Party Hard appears to have a steep learning curve, however the base game is very simple. The difficulty comes from controlling your own patience, as well as developing strategies for each level. Sometimes you will be able to rush through, kill everyone, and be finished within three minutes, however more often than not, you will have to wait for the perfect opportunity to strike. Much like Hitman, Party Hard is all about taking calculated risks and learning from your mistakes.
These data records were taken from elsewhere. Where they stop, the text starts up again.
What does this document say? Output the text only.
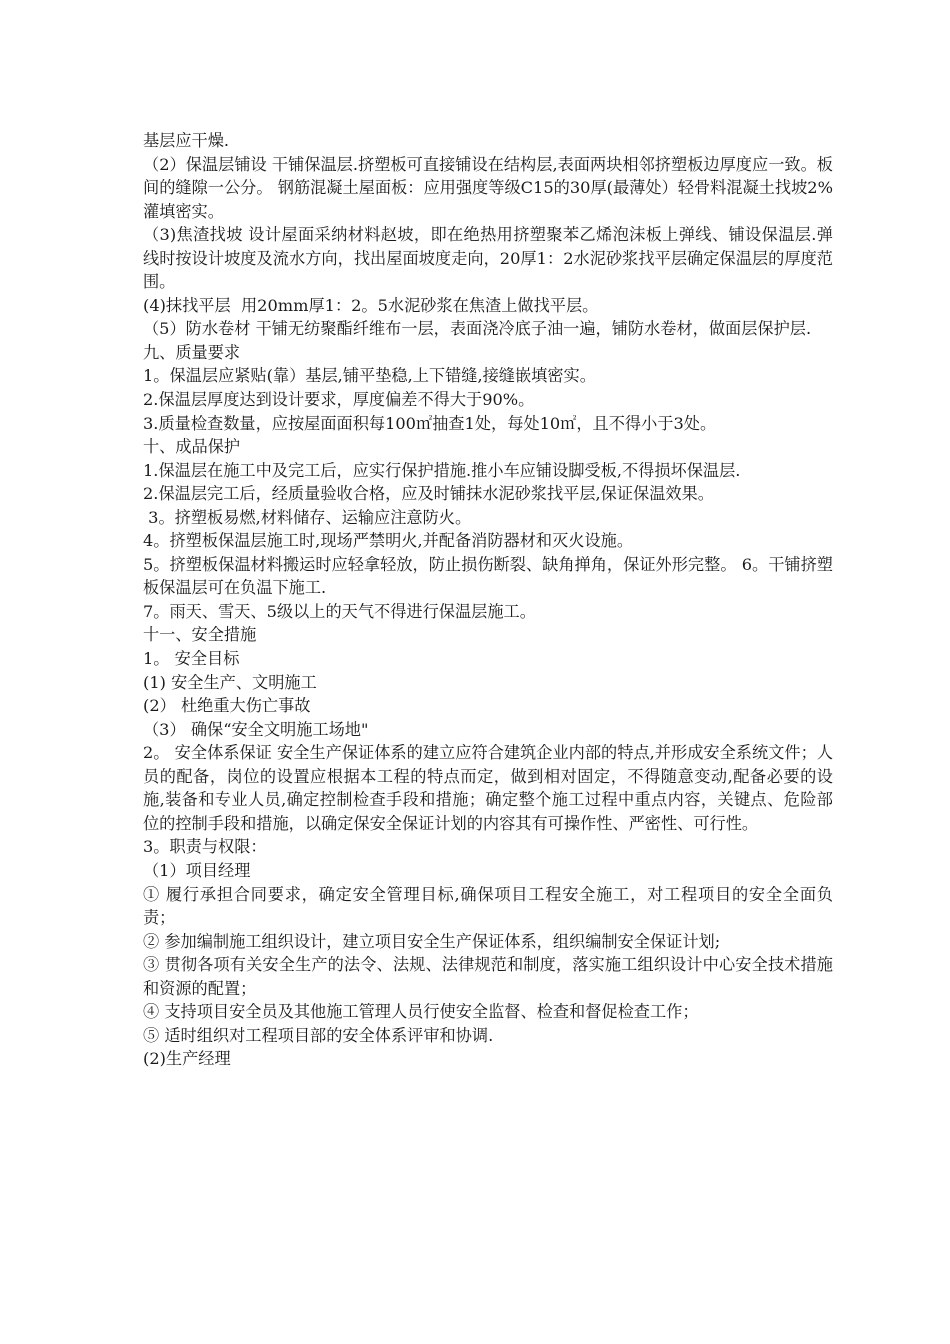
基层应干燥.

（2）保温层铺设 干铺保温层.挤塑板可直接铺设在结构层,表面两块相邻挤塑板边厚度应一致。板间的缝隙一公分。 钢筋混凝土屋面板：应用强度等级C15的30厚(最薄处）轻骨料混凝土找坡2%灌填密实。

（3)焦渣找坡 设计屋面采纳材料赵坡，即在绝热用挤塑聚苯乙烯泡沫板上弹线、铺设保温层.弹线时按设计坡度及流水方向，找出屋面坡度走向，20厚1：2水泥砂浆找平层确定保温层的厚度范围。

(4)抹找平层  用20mm厚1：2。5水泥砂浆在焦渣上做找平层。

（5）防水卷材 干铺无纺聚酯纤维布一层，表面浇冷底子油一遍，铺防水卷材，做面层保护层.

九、质量要求

1。保温层应紧贴(靠）基层,铺平垫稳,上下错缝,接缝嵌填密实。

2.保温层厚度达到设计要求，厚度偏差不得大于90%。

3.质量检查数量，应按屋面面积每100㎡抽查1处，每处10㎡，且不得小于3处。

十、成品保护

1.保温层在施工中及完工后，应实行保护措施.推小车应铺设脚受板,不得损坏保温层.

2.保温层完工后，经质量验收合格，应及时铺抹水泥砂浆找平层,保证保温效果。

3。挤塑板易燃,材料储存、运输应注意防火。

4。挤塑板保温层施工时,现场严禁明火,并配备消防器材和灭火设施。

5。挤塑板保温材料搬运时应轻拿轻放，防止损伤断裂、缺角掸角，保证外形完整。 6。干铺挤塑板保温层可在负温下施工.

7。雨天、雪天、5级以上的天气不得进行保温层施工。

十一、安全措施

1。 安全目标

(1) 安全生产、文明施工

(2） 杜绝重大伤亡事故

（3） 确保“安全文明施工场地"

2。 安全体系保证 安全生产保证体系的建立应符合建筑企业内部的特点,并形成安全系统文件；人员的配备，岗位的设置应根据本工程的特点而定，做到相对固定，不得随意变动,配备必要的设施,装备和专业人员,确定控制检查手段和措施；确定整个施工过程中重点内容，关键点、危险部位的控制手段和措施，以确定保安全保证计划的内容其有可操作性、严密性、可行性。

3。职责与权限：

（1）项目经理

① 履行承担合同要求，确定安全管理目标,确保项目工程安全施工，对工程项目的安全全面负责；

② 参加编制施工组织设计，建立项目安全生产保证体系，组织编制安全保证计划;

③ 贯彻各项有关安全生产的法令、法规、法律规范和制度，落实施工组织设计中心安全技术措施和资源的配置；

④ 支持项目安全员及其他施工管理人员行使安全监督、检查和督促检查工作；

⑤ 适时组织对工程项目部的安全体系评审和协调.

(2)生产经理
There are a total of 12 levels to complete, but appear to follow the same pattern, just increasing in difficulty as you work your way through. Party Hard adds replayability in the guise of randomised levels, and the lure of beating your previous time and point total. Other than that, you have the standard achievement grind, but nothing much more to keep you coming back.


Party Hard is a nostalgic throw-back, visually, with its pixelated 2D style. You will often find references to geek-culture littered about in each level, with Darth Vader, Mario, and others making an appearance. The aesthetic is bright, bold, and rarely distracts from the task at hand. However, I did find that I lost myself a few times, because of how cluttered levels can get when first loading, especially when it is full of party goers. Using the left trigger will also bring up visual prompts, helping you scope out the available traps and hiding spots with ease. The soundtrack is equally bold and bouncy, with its electronic 8-bit style, fits the party atmosphere perfectly, and sits comfortably in the background without being distracting.

Party Hard is available now to download from the Xbox store for £10.39.